Of late ... many years down the road of recovery ... I've noticed that the willingness to be in the moment has not been limited to just the good stuff. I am willing to feel my pain.
This is not a maudlin exercise, though if I'm tired I might retire early with a box of tissues and cry myself to sleep. (I spent decades without shedding a tear, so that's really an improvement.) It is, for me, a quiet acknowledgement that life hurts, and I can feel that hurt, understand and acknowledge it, and honor my sorrow and my pain - and life is really sweeter when I do.
I don't recommend wallowing in pain. I don't allow myself to do so. If it gets too bad, I go for a walk, have a hot bath, take my vitamins, and get some sleep. But, sometimes, I honor myself and what I have lived through by acknowledging the scope of what I have lost and endured.
It hurts, yes, but it's nothing compared to what Jesus endured. If I open my soul to him, I sense him drawing near. "Though I walk through the valley of the shadow of death..." I know that valley. I've crossed it a few times. I know how dank and cold and dark it gets. There are things to fear in there, things you cannot identify but whose reality your soul knows, and wants to run from.
He is with us in those moments.
I have a lot of beauty in my life. I have love, and so many good things. Still, I feel like it's part of my healing that sometimes I can sit and open the dark side of my soul.

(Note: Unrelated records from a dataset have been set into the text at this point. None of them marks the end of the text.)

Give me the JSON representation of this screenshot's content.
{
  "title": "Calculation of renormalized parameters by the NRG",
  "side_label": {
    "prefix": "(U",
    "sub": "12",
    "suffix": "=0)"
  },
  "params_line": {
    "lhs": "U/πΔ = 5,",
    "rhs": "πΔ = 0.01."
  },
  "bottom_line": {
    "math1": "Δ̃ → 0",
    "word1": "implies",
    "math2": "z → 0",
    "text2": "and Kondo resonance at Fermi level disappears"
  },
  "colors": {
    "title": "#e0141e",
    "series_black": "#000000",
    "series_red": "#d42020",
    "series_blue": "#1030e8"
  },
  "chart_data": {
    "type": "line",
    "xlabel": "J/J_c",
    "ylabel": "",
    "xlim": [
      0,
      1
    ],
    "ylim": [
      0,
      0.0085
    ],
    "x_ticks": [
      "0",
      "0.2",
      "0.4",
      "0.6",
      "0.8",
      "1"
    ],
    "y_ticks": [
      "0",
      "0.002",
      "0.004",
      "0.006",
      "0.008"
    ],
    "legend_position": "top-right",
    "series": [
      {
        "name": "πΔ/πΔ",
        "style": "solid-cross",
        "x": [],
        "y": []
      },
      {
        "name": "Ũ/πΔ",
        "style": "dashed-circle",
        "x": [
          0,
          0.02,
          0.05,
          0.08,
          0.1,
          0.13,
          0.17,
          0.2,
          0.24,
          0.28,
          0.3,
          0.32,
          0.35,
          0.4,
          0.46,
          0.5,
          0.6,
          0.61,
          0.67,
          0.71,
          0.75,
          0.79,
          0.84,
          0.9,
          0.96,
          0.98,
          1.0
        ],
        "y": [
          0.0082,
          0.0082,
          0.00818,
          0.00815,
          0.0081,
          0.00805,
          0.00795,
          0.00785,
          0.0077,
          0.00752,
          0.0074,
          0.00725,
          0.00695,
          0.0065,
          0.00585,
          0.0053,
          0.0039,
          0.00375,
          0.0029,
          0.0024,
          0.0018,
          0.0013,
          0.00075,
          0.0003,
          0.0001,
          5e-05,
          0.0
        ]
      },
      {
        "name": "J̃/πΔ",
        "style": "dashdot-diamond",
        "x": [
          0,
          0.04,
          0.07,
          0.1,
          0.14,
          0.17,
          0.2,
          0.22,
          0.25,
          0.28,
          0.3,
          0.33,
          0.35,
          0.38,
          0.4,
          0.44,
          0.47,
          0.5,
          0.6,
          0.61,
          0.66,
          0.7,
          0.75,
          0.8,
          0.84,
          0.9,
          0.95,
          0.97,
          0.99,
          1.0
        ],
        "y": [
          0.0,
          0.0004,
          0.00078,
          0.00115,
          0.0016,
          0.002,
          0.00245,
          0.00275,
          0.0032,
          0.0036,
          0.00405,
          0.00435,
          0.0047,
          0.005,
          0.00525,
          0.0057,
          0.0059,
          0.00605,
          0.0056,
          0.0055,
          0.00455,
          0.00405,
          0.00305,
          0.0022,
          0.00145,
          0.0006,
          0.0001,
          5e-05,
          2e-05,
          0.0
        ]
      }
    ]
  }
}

I find I can look at the horror without flinching because Jesus is looking at it with me. Together we open the hidden place. Together we hear the cruel words again, or feel the awful horror of a moment of loss so deep that I knew my life would never be the same. I look at the moment, and hand it off to him. I don't know what he does with it. Sometimes I think I hear the echo of nails being driven, or the soft drip of something heavier than water onto the ground.
I don't want it to be that way. I don't want my pain to be his, too. But he lets me know somehow that his part already happened. It's done. He knew what I would experience, and he took it on himself that day. Part of what he suffered was for me. There were my sins, and there were those of the ones whose sin complicated my life. It doesn't matter. They all got dealt with then.
They got dealt with so that I could heal, today; so that I could look at the pain and let it go, into the hands of one who let evil do its worst, yet rose again. And that's what he points me to, now. I don't understand why what happened to me had to happen. I've been given the grace to let go of that need to know. The Sun is rising, making all things new. My soul is different and new, too. The pain isn't gone, but it has no power to hurt me, now. He took it from me.
I am still wounded. I am still maimed. The life that was so easy for others ... meet, marry, know, love ... was never mine, although I yearned for it so deeply. My blunders led to a barren existence in an emotional wilderness. Now I can quit hiding from the pain. Instead of annihilating me, the sorrow has led me to be closer to God than ever before in my life. He has let me share an infinitesimal bit of what he knew on the cross. I have been taken into his confidence. The only difference is, he understood why, and I never will. There are no explanations. There is only the promise of company and support if you surrender.
In a Carmelite cell, there is a bare cross on the wall. It is bare because it is a destination.